A spot of manga news for you folks tonight.

Digital Manga Publishing’s eManga site is now hosting a dozen different BL/yaoi titles from TOKYOPOP’s BLU imprint. Of the titles included in the release, I can confirm (because I work for them and I can look up the system that tells me when their street date is) that Secretary’s Love by Tohko Akiba and Stray Cat by Halco are being released ahead of their print street date. Secretary’s Love won’t be out until December and Stray Cat won’t hit until early November, so the wait won’t kill you if you want to hold out for a print copy.
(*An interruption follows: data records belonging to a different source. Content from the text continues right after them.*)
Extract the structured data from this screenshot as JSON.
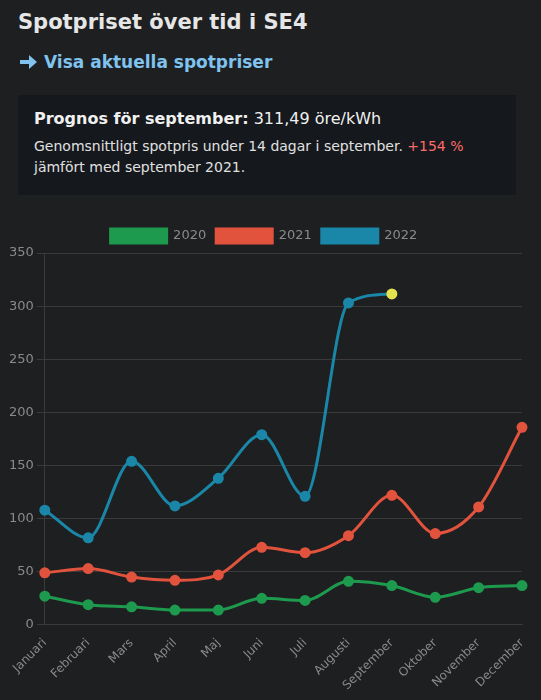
{
  "page": {
    "title": "Spotpriset över tid i SE4",
    "link": "Visa aktuella spotpriser",
    "forecast": {
      "label": "Prognos för september:",
      "value": "311,49 öre/kWh",
      "description": "Genomsnittligt spotpris under 14 dagar i september.",
      "change": "+154 %",
      "comparison": "jämfört med september 2021."
    }
  },
  "chart_data": {
    "type": "line",
    "categories": [
      "Januari",
      "Februari",
      "Mars",
      "April",
      "Maj",
      "Juni",
      "Juli",
      "Augusti",
      "September",
      "Oktober",
      "November",
      "December"
    ],
    "series": [
      {
        "name": "2020",
        "color": "#1e9a4e",
        "values": [
          27,
          19,
          17,
          14,
          14,
          25,
          23,
          41,
          37,
          26,
          35,
          37
        ]
      },
      {
        "name": "2021",
        "color": "#e2533e",
        "values": [
          49,
          53,
          45,
          42,
          47,
          73,
          68,
          84,
          122,
          86,
          111,
          186
        ]
      },
      {
        "name": "2022",
        "color": "#1b87a8",
        "values": [
          108,
          82,
          154,
          112,
          138,
          179,
          121,
          303,
          311.49,
          null,
          null,
          null
        ],
        "colors": [
          "#1b87a8",
          "#1b87a8",
          "#1b87a8",
          "#1b87a8",
          "#1b87a8",
          "#1b87a8",
          "#1b87a8",
          "#1b87a8",
          "#e3e24f",
          "#1b87a8",
          "#1b87a8",
          "#1b87a8"
        ]
      }
    ],
    "ylim": [
      0,
      350
    ],
    "yticks": [
      0,
      50,
      100,
      150,
      200,
      250,
      300,
      350
    ],
    "grid": true,
    "legend": "top",
    "marker": "circle"
  }
}
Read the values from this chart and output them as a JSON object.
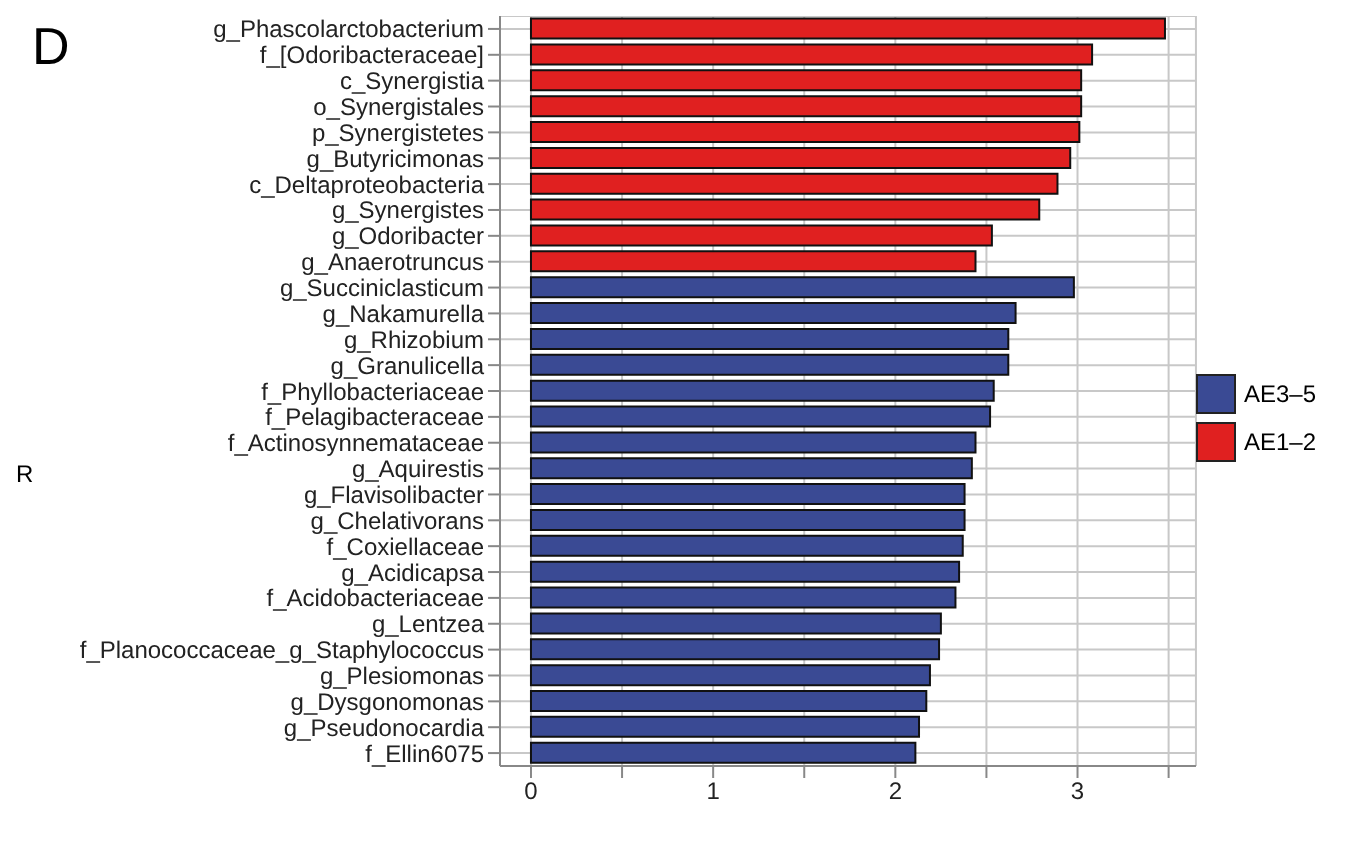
{
  "chart_data": {
    "type": "bar",
    "orientation": "horizontal",
    "stacked": true,
    "categories": [
      "g_Phascolarctobacterium",
      "f_[Odoribacteraceae]",
      "c_Synergistia",
      "o_Synergistales",
      "p_Synergistetes",
      "g_Butyricimonas",
      "c_Deltaproteobacteria",
      "g_Synergistes",
      "g_Odoribacter",
      "g_Anaerotruncus",
      "g_Succiniclasticum",
      "g_Nakamurella",
      "g_Rhizobium",
      "g_Granulicella",
      "f_Phyllobacteriaceae",
      "f_Pelagibacteraceae",
      "f_Actinosynnemataceae",
      "g_Aquirestis",
      "g_Flavisolibacter",
      "g_Chelativorans",
      "f_Coxiellaceae",
      "g_Acidicapsa",
      "f_Acidobacteriaceae",
      "g_Lentzea",
      "f_Planococcaceae_g_Staphylococcus",
      "g_Plesiomonas",
      "g_Dysgonomonas",
      "g_Pseudonocardia",
      "f_Ellin6075"
    ],
    "series": [
      {
        "name": "AE3–5",
        "color": "#3a4a94",
        "values": [
          null,
          null,
          null,
          null,
          null,
          null,
          null,
          null,
          null,
          null,
          2.98,
          2.66,
          2.62,
          2.62,
          2.54,
          2.52,
          2.44,
          2.42,
          2.38,
          2.38,
          2.37,
          2.35,
          2.33,
          2.25,
          2.24,
          2.19,
          2.17,
          2.13,
          2.11
        ]
      },
      {
        "name": "AE1–2",
        "color": "#e02020",
        "values": [
          3.48,
          3.08,
          3.02,
          3.02,
          3.01,
          2.96,
          2.89,
          2.79,
          2.53,
          2.44,
          null,
          null,
          null,
          null,
          null,
          null,
          null,
          null,
          null,
          null,
          null,
          null,
          null,
          null,
          null,
          null,
          null,
          null,
          null
        ]
      }
    ],
    "xlim": [
      -0.17,
      3.65
    ],
    "xticks": [
      0,
      {
        "value": 0.5,
        "label": null
      },
      1,
      {
        "value": 1.5,
        "label": null
      },
      2,
      {
        "value": 2.5,
        "label": null
      },
      3,
      {
        "value": 3.5,
        "label": null
      }
    ],
    "grid": true,
    "legend": "right",
    "annotations": [
      "D",
      "R"
    ]
  }
}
Each title can be purchased for about $6 in points from the eManga site, but they can only be bought to “keep” instead of being “rented”, which is an option with DMP’s own titles.

Not a bad deal if you’re looking for a cheap way to get your BL fix (some of these titles sell for $14.99 in print)! Personally, and I have nothing to do with the decision to put them on eManga although I have edited some of the titles there, I’m really happy to see TOKYOPOP doing this. It’s an especially smart move considering DMP has a good platform for digital viewing and an audience that reads BL. Definitely a smart move on the company’s part.

You can see all the manga from TOKYOPOP/BLU here and enjoy a night or two of steamy, cheap, pixelated man-love.